Citing CarMax's results, J.P. Morgan expert Rajat Gupta said the sentiment for franchised dealers' third-quarter net "is the astir antagonistic we person encountered since the pandemic."
"The assemblage is not immune to ongoing macro challenges and we are dialing backmost our estimates for 2023 materially to bespeak a mild recession and hitting a caller mean by 2025," Gupta said successful an Oct. 6 capitalist note.
A imaginable agleam spot for the manufacture is the debased caller car availability and sales. Even if determination is an economical downturn, income could inactive summation though profits would beryllium expected to tighten.
Lithia Automotive connected Wednesday reported its highest third-quarter gross and net per stock successful institution history, contempt missing Wall Street's apical and bottom-line expectations.
Morgan Stanley expert Adam Jonas said Lithia's 3rd 4th whitethorn beryllium the past of the "really, really, truly good" gross nett per portion 4th of this cycle.
"While [CarMax's] anemic fiscal 2Q results (reported a mates weeks back) acceptable the code for the utilized market, we judge [Lithia's] 3Q miss should acceptable the signifier for the franchise players," helium said successful an capitalist enactment Wednesday.
Other large dealers scheduled to study third-quarter net see Group 1 Automotive connected Oct. 26, followed by AutoNation, Asbury Automotive Group and Sonic Automotive connected Oct. 27.
Auto suppliers
Looking to car suppliers, which person experienced important outgo increases during the coronavirus pandemic, respective Wall Street analysts expect continued maturation this year, followed by single-digit growth, if not less, adjacent year.
Suppliers are mostly paid aft they present parts oregon products to larger suppliers oregon automakers.

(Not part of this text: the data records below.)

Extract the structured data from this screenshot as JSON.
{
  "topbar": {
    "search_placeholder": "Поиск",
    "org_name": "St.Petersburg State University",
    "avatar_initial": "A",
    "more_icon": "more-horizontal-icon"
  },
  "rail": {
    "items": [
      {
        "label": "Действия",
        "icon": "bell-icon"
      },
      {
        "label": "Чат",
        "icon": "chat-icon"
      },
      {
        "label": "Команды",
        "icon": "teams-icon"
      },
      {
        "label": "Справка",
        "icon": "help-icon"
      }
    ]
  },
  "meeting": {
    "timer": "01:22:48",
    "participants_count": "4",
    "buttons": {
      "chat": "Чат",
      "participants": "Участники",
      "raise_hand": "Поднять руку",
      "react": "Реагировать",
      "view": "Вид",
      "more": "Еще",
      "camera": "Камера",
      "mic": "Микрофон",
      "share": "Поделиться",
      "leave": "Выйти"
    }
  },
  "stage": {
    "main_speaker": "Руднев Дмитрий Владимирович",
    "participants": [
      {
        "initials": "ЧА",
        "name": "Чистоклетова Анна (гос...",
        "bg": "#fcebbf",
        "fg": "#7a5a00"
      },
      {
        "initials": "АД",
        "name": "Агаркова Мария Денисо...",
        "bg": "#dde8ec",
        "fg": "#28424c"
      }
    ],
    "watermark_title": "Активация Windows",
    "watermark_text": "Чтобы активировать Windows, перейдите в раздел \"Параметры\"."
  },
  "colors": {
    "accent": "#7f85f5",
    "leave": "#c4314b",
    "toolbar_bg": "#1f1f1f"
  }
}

Smaller suppliers that nutrient materials oregon parts for lager companies person peculiarly been nether unit owed to little volumes, accrued costs and labour shortages.
Gary Silberg, KPMG's planetary caput of automotive, told CNBC that a important fig of suppliers are going backmost to the archetypal instrumentality manufacturers asking for support.
"Not lone conscionable for them but for their suppliers. It's a creation fundamentally that everyone's doing each the time," Silberg said. "They don't person a batch of leverage is the problem. It's been a very, precise pugnacious 18 months" for smaller automotive suppliers.
A KPMG survey that included much than 100 automotive manufacture CEOs whose companies person yearly revenues of implicit $500 cardinal recovered 86% judge determination volition beryllium a recession successful adjacent 12 months, and 60% said it volition beryllium mild and short.
Responses for the KPMG CEO Outlook survey were submitted from mid-July to late-August.
Deutsche Bank expects car suppliers to study third-quarter results in-line with Wall Street's expectations. Analyst Emmanuel Rosner said successful a enactment to investors Wednesday that the steadfast favors suppliers implicit automakers into adjacent year, but sees imaginable net downside hazard from smaller suppliers specified arsenic American Axle & Manufacturing and Dana Inc.
– CNBC's Michael Bloom contributed to this report.